Simon Helberg credited as playing...
Howard Wolowitz
- Bernadette Rostenkowski: So what happens next?
- Howard Wolowitz: It's phase two. We test it, perfect it, and hope to live long enough to see the movie based on our lives starring more attractive versions of ourselves.
- Sheldon Cooper: [Walks into an empty apartment by mistake] The Air Force did it again! They're erasing our lives!
- Leonard Hofstadter: [Sees number on door] Third floor. Wrong apartment.
- Howard Wolowitz: Although, if anyone's gonna clean out your apartment and disappear, it'd be Penny.
- Leonard Hofstadter: She might disappear, but she's definitly not going to clean anything.

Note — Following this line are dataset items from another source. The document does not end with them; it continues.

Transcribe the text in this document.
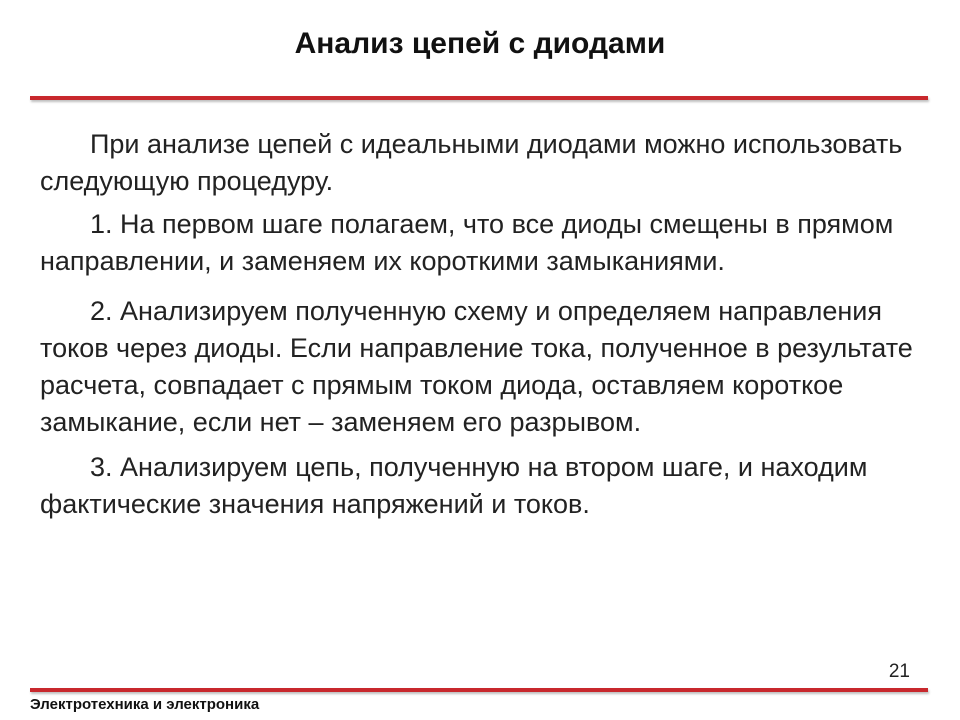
Анализ цепей с диодами

При анализе цепей с идеальными диодами можно использовать следующую процедуру.

1. На первом шаге полагаем, что все диоды смещены в прямом направлении, и заменяем их короткими замыканиями.

2. Анализируем полученную схему и определяем направления токов через диоды. Если направление тока, полученное в результате расчета, совпадает с прямым током диода, оставляем короткое замыкание, если нет – заменяем его разрывом.

3. Анализируем цепь, полученную на втором шаге, и находим фактические значения напряжений и токов.

21
Электротехника и электроника
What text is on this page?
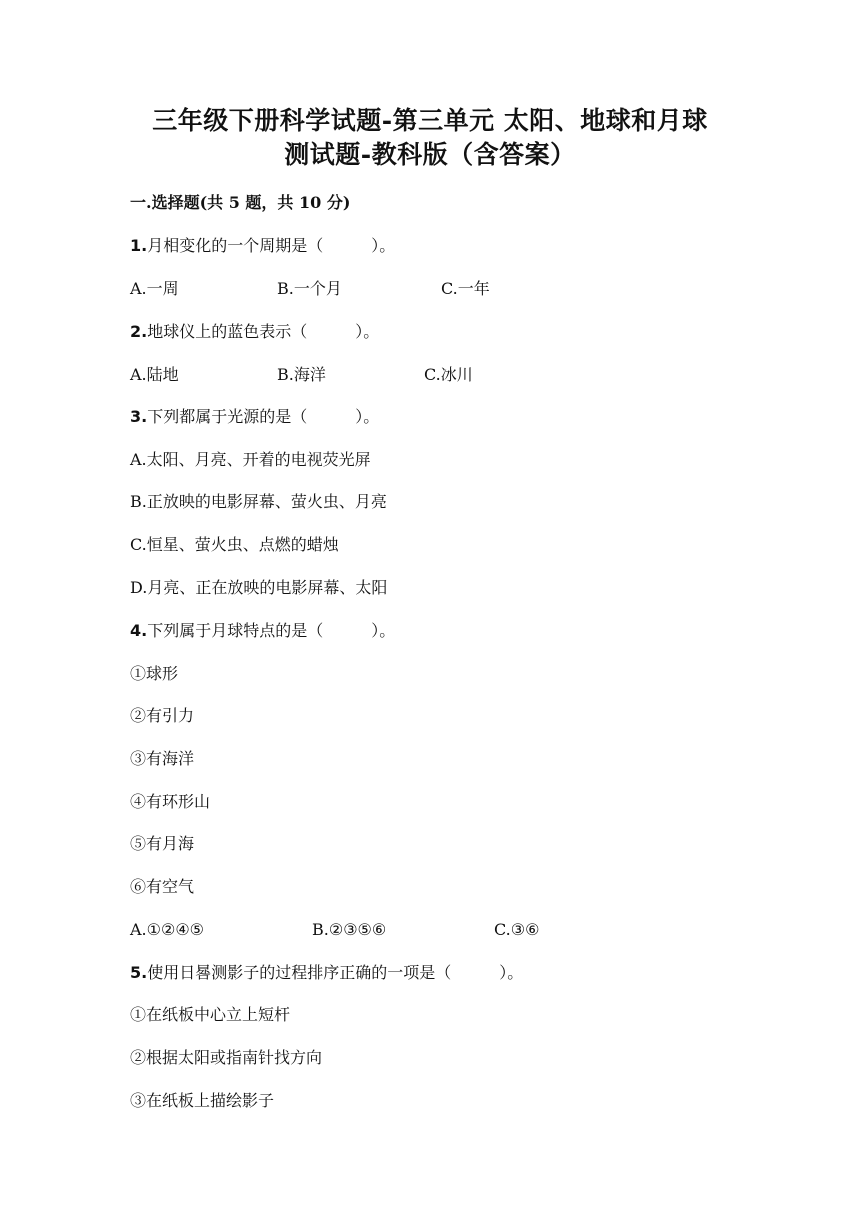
三年级下册科学试题-第三单元 太阳、地球和月球
测试题-教科版（含答案）
一.选择题(共 5 题，共 10 分)
1.月相变化的一个周期是（　　　）。
A.一周	B.一个月	C.一年
2.地球仪上的蓝色表示（　　　）。
A.陆地	B.海洋	C.冰川
3.下列都属于光源的是（　　　）。
A.太阳、月亮、开着的电视荧光屏
B.正放映的电影屏幕、萤火虫、月亮
C.恒星、萤火虫、点燃的蜡烛
D.月亮、正在放映的电影屏幕、太阳
4.下列属于月球特点的是（　　　）。
①球形
②有引力
③有海洋
④有环形山
⑤有月海
⑥有空气
A.①②④⑤	B.②③⑤⑥	C.③⑥
5.使用日晷测影子的过程排序正确的一项是（　　　）。
①在纸板中心立上短杆
②根据太阳或指南针找方向
③在纸板上描绘影子
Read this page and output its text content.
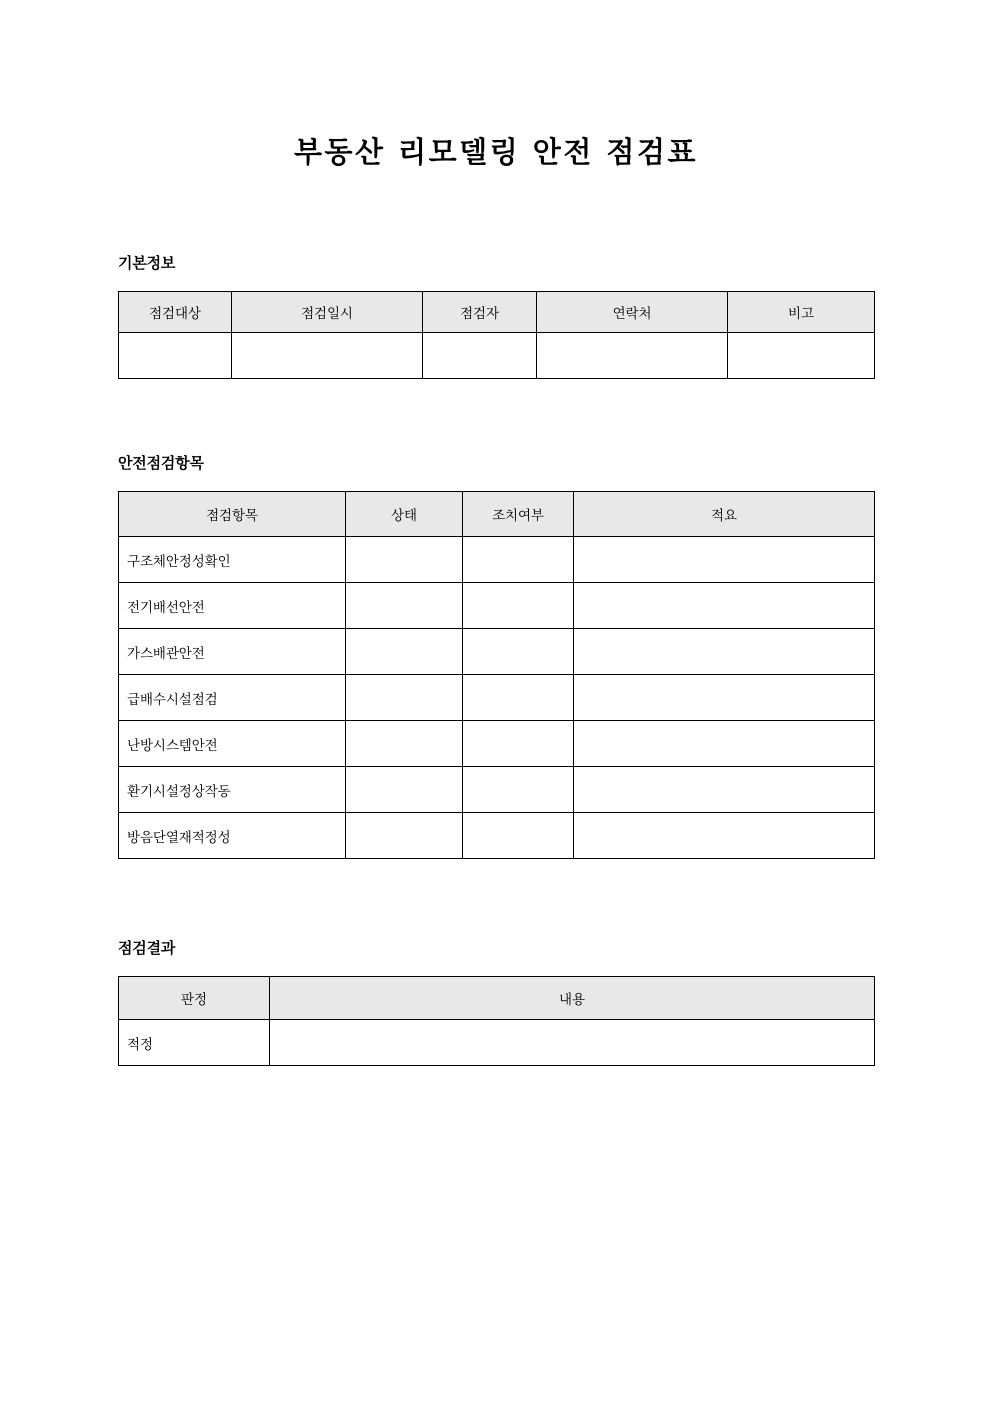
부동산 리모델링 안전 점검표
기본정보
점검대상	점검일시	점검자	연락처	비고

안전점검항목
점검항목	상태	조치여부	적요
구조체안정성확인			
전기배선안전			
가스배관안전			
급배수시설점검			
난방시스템안전			
환기시설정상작동			
방음단열재적정성			
점검결과
판정	내용
적정	
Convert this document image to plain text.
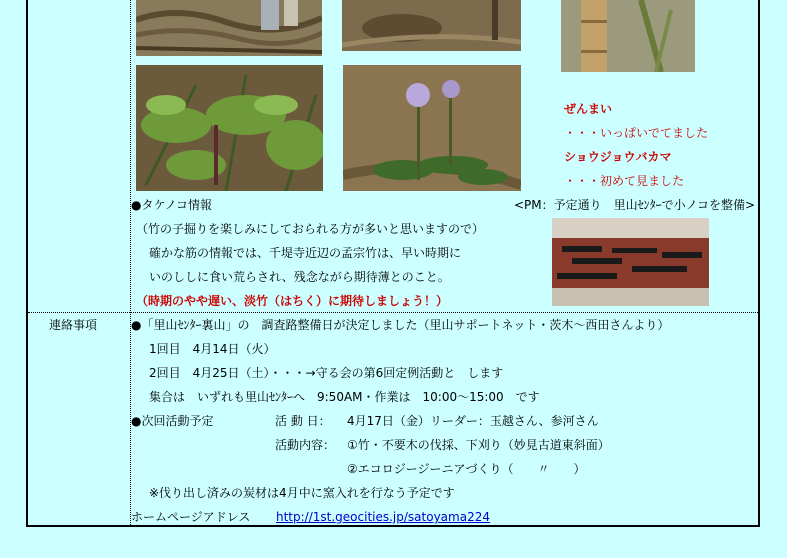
ぜんまい
・・・いっぱいでてました
ショウジョウバカマ
・・・初めて見ました
<PM：予定通り　里山ｾﾝﾀｰで小ノコを整備>
●タケノコ情報
（竹の子掘りを楽しみにしておられる方が多いと思いますので）
確かな筋の情報では、千堤寺近辺の孟宗竹は、早い時期に
いのししに食い荒らされ、残念ながら期待薄とのこと。
（時期のやや遅い、淡竹（はちく）に期待しましょう！）
連絡事項	●「里山ｾﾝﾀｰ裏山」の　調査路整備日が決定しました（里山サポートネット・茨木〜西田さんより）
1回目　4月14日（火）
2回目　4月25日（土）・・・→守る会の第6回定例活動と　します
集合は　いずれも里山ｾﾝﾀｰへ　9:50AM・作業は　10:00〜15:00　です
●次回活動予定	活 動 日： 4月17日（金）リーダー：玉越さん、参河さん
活動内容： ①竹・不要木の伐採、下刈り（妙見古道東斜面）
②エコロジージーニアづくり（　　〃　　）
※伐り出し済みの炭材は4月中に窯入れを行なう予定です
ホームページアドレス http://1st.geocities.jp/satoyama224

- Leonard Hofstadter: Sir, I'm sorry, but I just don't get it. You came into our lab in the middle of the night and took our prototype and all of our research and didn't even tell us?
- Colonel Richard Williams: Sounds like you get it.

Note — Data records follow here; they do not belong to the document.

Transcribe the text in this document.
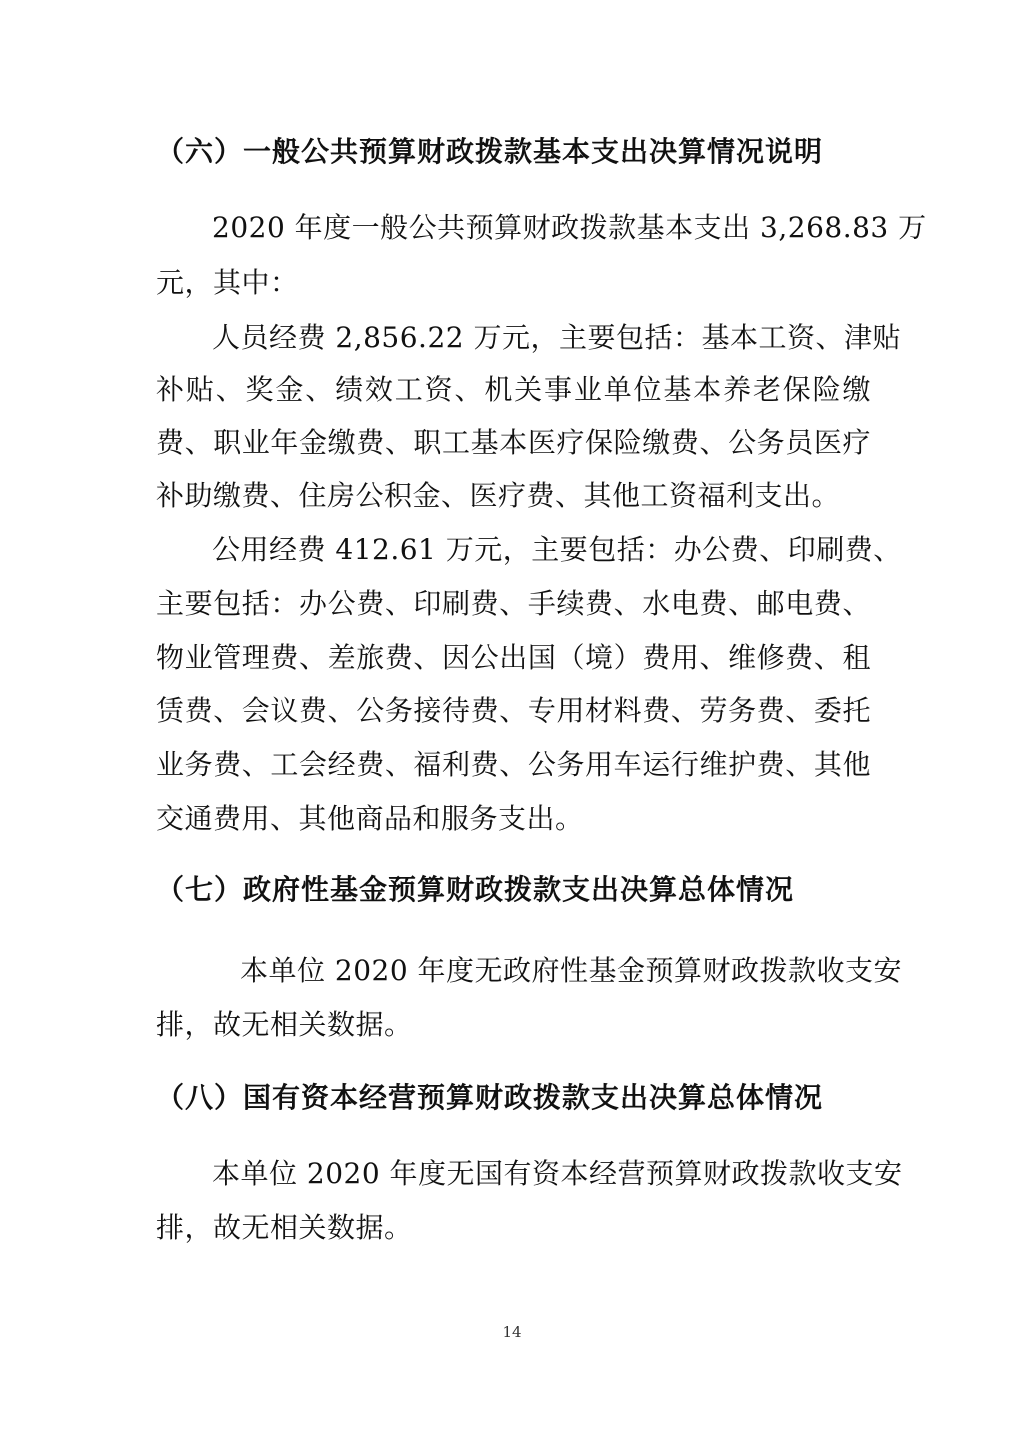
（六）一般公共预算财政拨款基本支出决算情况说明
2020 年度一般公共预算财政拨款基本支出 3,268.83 万
元，其中：
人员经费 2,856.22 万元，主要包括：基本工资、津贴
补贴、奖金、绩效工资、机关事业单位基本养老保险缴
费、职业年金缴费、职工基本医疗保险缴费、公务员医疗
补助缴费、住房公积金、医疗费、其他工资福利支出。
公用经费 412.61 万元，主要包括：办公费、印刷费、
主要包括：办公费、印刷费、手续费、水电费、邮电费、
物业管理费、差旅费、因公出国（境）费用、维修费、租
赁费、会议费、公务接待费、专用材料费、劳务费、委托
业务费、工会经费、福利费、公务用车运行维护费、其他
交通费用、其他商品和服务支出。
（七）政府性基金预算财政拨款支出决算总体情况
本单位 2020 年度无政府性基金预算财政拨款收支安
排，故无相关数据。
（八）国有资本经营预算财政拨款支出决算总体情况
本单位 2020 年度无国有资本经营预算财政拨款收支安
排，故无相关数据。
14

- Howard Wolowitz: Why would you do that?
- Colonel Richard Williams: You guys completed Phase One, we'll take it from here.
- Sheldon Cooper: Where did you move it?
- Colonel Richard Williams: I can't tell you that.

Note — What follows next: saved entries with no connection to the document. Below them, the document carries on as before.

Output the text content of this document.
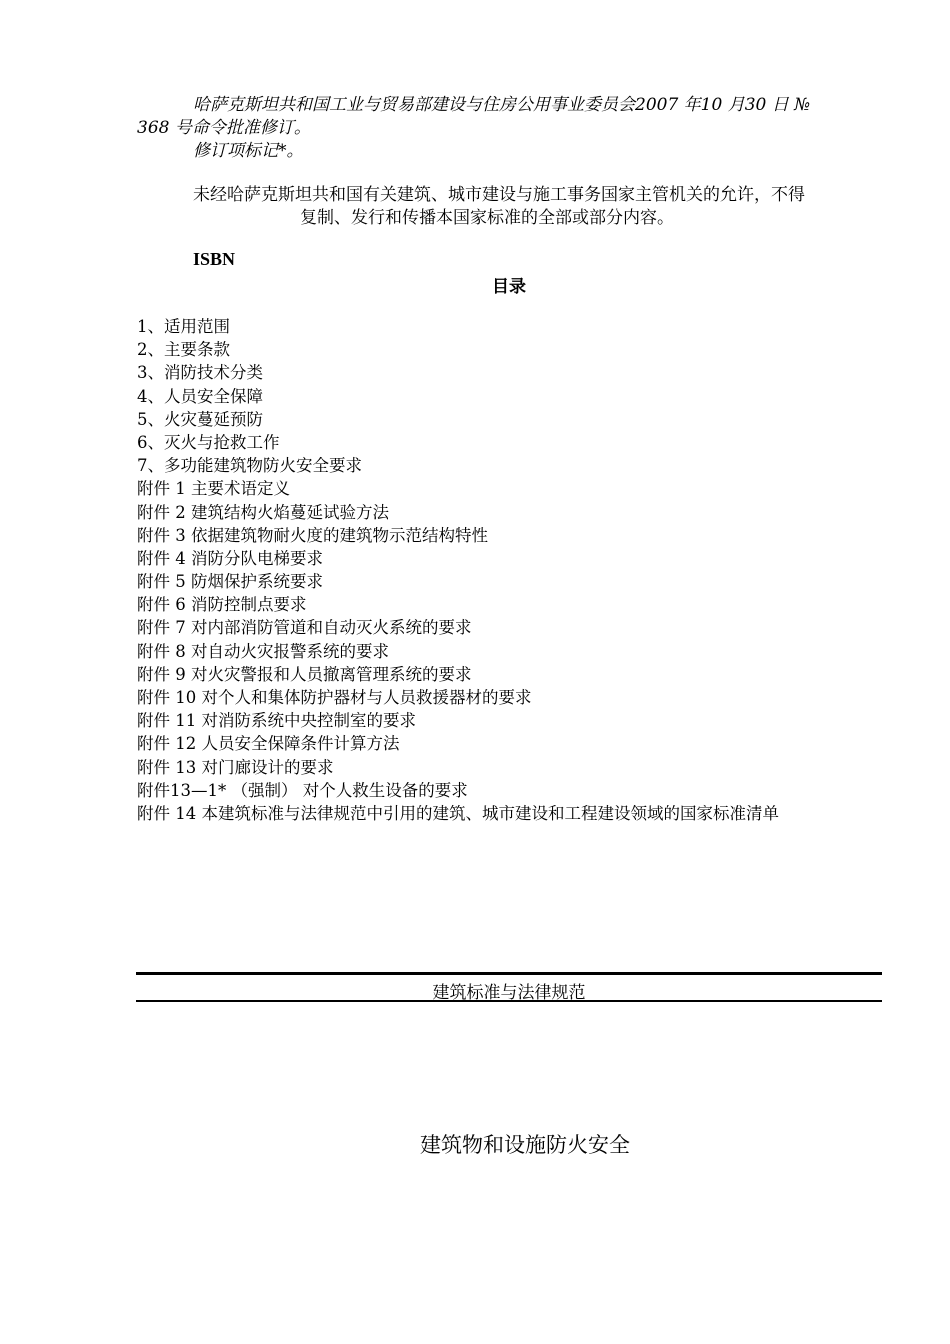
哈萨克斯坦共和国工业与贸易部建设与住房公用事业委员会2007 年10 月30 日 №
368 号命令批准修订。
修订项标记*。
未经哈萨克斯坦共和国有关建筑、城市建设与施工事务国家主管机关的允许，不得
复制、发行和传播本国家标准的全部或部分内容。
ISBN
目录
1、适用范围
2、主要条款
3、消防技术分类
4、人员安全保障
5、火灾蔓延预防
6、灭火与抢救工作
7、多功能建筑物防火安全要求
附件 1 主要术语定义
附件 2 建筑结构火焰蔓延试验方法
附件 3 依据建筑物耐火度的建筑物示范结构特性
附件 4 消防分队电梯要求
附件 5 防烟保护系统要求
附件 6 消防控制点要求
附件 7 对内部消防管道和自动灭火系统的要求
附件 8 对自动火灾报警系统的要求
附件 9 对火灾警报和人员撤离管理系统的要求
附件 10 对个人和集体防护器材与人员救援器材的要求
附件 11 对消防系统中央控制室的要求
附件 12 人员安全保障条件计算方法
附件 13 对门廊设计的要求
附件13—1* （强制） 对个人救生设备的要求
附件 14 本建筑标准与法律规范中引用的建筑、城市建设和工程建设领域的国家标准清单
建筑标准与法律规范
建筑物和设施防火安全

- Leonard Hofstadter: Are you implementing Phase Two?
- Colonel Richard Williams: I can't tell you that.
- Sheldon Cooper: Wait, so you're just going to take all the work we've done for the last year and toss us aside?
- Colonel Richard Williams: That one I can tell you: yes.
- Howard Wolowitz: This is all very upsetting.
- Colonel Richard Williams: I'm sorry to hear that. As you know, the primary focus of the United States Military is people's feelings.
- Sheldon Cooper: If that's sarcasm, please save it for our enemies.
- Howard Wolowitz: How can you work on something for a year and they just take it?
- Leonard Hofstadter: I can't believe the Air Force would treat us like that.
- Sheldon Cooper: You know, I have a good mind to stop paying my taxes. It's too bad I enjoy doing them so much.